# iphone app to control your camera



## wickidwombat (Jan 12, 2012)

Hello everyone with a camera that can be controlled via infrared

I have been searching for a way to make my 5Dmk2 bracket shooting better so I looked around and looked at the promote (too much $$$) anyway i found this
http://www.dslrbot.com/

so i bought it for about $5 or whatever and ordered their infrared transmitter (they do give you instructions to make your own if you like but theirs looked nice and compact it arrived yesterday so i had a chance to test it out and it works great! 
only issue is you need to have the ir transmitter pointed at the IR reciever the whole time
they are working on a cable connection which should be out soon this will improve it a whole lot i think

also the fastest bracketing shutter speed it can use over IR is 0.3s hopefully this will change when ther cable connection comes out.

I also grabbed one of these
http://www.ebay.com.au/itm/200660051298?ssPageName=STRK:MEWNX:IT&_trksid=p3984.m1497.l2649
so that i could fix the iphone to the tripod and got a 3.5mm stereo extension cord so i can have the IR transmitter sit just in front of the IR reciever on the camera.

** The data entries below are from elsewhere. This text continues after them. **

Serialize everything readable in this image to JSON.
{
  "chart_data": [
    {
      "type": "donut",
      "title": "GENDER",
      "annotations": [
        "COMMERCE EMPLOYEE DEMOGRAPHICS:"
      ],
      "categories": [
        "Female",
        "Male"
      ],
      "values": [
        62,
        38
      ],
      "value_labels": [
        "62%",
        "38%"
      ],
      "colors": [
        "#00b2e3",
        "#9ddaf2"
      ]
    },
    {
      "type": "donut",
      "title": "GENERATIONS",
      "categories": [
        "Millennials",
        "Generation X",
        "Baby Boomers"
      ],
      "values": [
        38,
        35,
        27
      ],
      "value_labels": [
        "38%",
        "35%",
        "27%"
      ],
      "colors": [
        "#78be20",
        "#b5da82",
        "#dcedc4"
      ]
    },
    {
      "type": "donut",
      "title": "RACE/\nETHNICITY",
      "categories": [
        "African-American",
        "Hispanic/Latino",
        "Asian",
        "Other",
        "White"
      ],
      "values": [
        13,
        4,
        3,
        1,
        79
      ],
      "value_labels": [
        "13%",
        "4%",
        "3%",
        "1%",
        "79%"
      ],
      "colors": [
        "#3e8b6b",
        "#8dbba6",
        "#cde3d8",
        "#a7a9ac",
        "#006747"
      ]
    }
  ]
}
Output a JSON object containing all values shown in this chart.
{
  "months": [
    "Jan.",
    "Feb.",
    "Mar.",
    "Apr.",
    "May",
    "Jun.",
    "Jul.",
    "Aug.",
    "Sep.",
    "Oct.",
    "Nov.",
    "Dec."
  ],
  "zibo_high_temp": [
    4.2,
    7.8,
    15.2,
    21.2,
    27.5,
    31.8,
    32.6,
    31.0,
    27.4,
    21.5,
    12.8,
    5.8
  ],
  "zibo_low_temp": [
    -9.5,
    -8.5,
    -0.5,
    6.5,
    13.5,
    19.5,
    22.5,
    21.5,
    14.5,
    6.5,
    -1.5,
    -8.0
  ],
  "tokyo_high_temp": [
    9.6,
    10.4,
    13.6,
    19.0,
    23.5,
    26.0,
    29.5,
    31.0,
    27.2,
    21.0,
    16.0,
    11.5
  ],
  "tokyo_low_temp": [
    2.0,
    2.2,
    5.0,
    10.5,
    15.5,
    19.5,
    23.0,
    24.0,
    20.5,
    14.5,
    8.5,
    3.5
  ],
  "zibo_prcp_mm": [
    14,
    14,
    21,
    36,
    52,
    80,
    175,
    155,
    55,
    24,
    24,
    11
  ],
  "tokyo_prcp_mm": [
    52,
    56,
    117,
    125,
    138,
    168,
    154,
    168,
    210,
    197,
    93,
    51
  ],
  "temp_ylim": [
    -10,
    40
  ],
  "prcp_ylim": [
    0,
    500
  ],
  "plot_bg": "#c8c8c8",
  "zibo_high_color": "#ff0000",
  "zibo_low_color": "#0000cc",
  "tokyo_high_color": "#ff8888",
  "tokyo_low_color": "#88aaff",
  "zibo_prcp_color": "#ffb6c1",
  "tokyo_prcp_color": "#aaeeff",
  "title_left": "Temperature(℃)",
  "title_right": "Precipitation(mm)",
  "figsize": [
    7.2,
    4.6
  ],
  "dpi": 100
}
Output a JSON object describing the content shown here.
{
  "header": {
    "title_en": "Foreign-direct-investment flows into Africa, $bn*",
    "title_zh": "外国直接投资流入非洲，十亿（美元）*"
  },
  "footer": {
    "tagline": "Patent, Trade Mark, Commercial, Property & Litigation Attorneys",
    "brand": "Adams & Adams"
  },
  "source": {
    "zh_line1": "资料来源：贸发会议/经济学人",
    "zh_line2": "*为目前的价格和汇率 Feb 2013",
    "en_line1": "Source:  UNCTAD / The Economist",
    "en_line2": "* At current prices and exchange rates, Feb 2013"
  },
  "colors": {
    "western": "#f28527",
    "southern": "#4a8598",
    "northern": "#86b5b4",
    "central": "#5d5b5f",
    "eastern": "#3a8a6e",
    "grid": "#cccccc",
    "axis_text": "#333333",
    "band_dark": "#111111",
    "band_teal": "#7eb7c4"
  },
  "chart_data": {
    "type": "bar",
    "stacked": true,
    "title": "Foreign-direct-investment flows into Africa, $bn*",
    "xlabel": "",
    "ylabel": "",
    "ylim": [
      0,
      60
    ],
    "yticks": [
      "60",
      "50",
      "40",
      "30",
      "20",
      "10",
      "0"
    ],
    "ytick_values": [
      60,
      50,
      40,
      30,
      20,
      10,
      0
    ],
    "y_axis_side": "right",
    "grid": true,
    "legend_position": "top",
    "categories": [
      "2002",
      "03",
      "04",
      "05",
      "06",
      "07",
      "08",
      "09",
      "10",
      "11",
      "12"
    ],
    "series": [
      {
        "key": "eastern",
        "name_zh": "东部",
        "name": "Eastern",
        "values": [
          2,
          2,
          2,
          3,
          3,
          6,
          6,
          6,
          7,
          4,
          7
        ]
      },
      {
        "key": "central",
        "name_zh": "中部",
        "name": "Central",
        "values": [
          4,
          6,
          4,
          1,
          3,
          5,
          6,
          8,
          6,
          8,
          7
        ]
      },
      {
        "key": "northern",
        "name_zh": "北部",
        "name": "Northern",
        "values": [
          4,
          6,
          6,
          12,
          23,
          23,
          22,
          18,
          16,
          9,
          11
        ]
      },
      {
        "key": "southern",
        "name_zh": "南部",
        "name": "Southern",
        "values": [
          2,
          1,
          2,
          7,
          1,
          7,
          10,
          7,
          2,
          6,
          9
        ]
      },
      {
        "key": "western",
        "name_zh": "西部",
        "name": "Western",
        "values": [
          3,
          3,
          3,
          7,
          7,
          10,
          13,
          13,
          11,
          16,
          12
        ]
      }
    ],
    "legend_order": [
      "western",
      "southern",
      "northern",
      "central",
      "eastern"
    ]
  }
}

anyway anyone that has been looking to improve their bracketing on their cameras this is great it also does time lapse and long exposures too. for the price its excellent and once the cable connection is out it will be even better.

Hope thats helps anyone thats been looking for something like this too


----------



## K-amps (Jan 12, 2012)

+1

I opened a similar thread a few days ago about iOS and Canon SDK to do the same thing. Thanks for posting!

Let me know how it works for you. I might be willing to wait a bit to get a production/Final version of their kit.


----------



## Caps18 (Jan 17, 2012)

If you add the WFT to the 5Dm2, and then get one of those small USB bluetooth adapters, I would like to see some bluetooth software to wirelessly control the camera.

Actually, I wonder if the Bluetooth link would be close to the usb cable when using a computer?

I might have to try this, since I am going to get the WFT one of these days.


----------